Tenslotte kwam men in 1894 tot de volgende constructie: op grond van zeer oude stukken had het waterschap Coelhorst vroeger het beheer over de dijk gehad *  . Hiermee werd bedoeld de akte van overeenkomst van 20 februari 1592 o.s. tussen de geërfden van Coelhorst en Coelhorster meendt betreffende schouw en onderhoud van de dijk en van de Malesluis *  . Daarbij was bepaald, dat het onderhoud van de dijk ten laste kwam van de bruikers of pachters van de aangrenzende landen.

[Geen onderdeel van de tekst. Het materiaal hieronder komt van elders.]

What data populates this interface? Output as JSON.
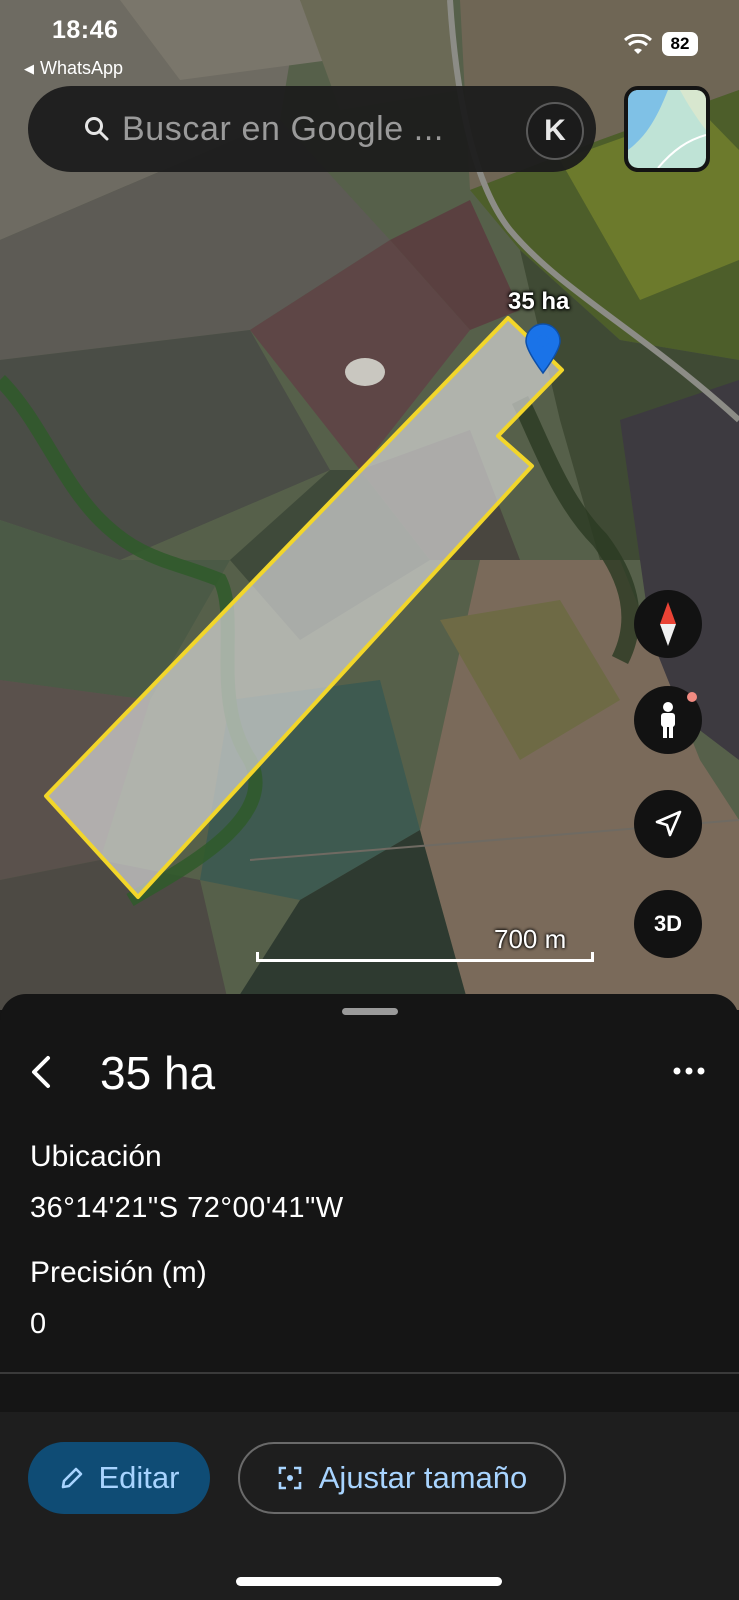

Op grond hiervan moest het waterschapsbestuur van Coelhorst zich nu belasten met de uitvoering van de verhoging van de dijk onder toezicht van de eerstaanwezend ingenieur van de Genie te Amersfoort en van de dijkbode van het hoogheemraadschap van de Bunschoter Veen- en Veldendijk. Men ging hiermee akkoord, omdat het werk bekostigd werd door het hoogheemraadschap, de gemeente Hoogland en de eigenaresse van het buitengoed Coelhorst, baronesse van Tuijl van Serooskerken *  . De aanbesteding vond plaats op 29 oktober 1894.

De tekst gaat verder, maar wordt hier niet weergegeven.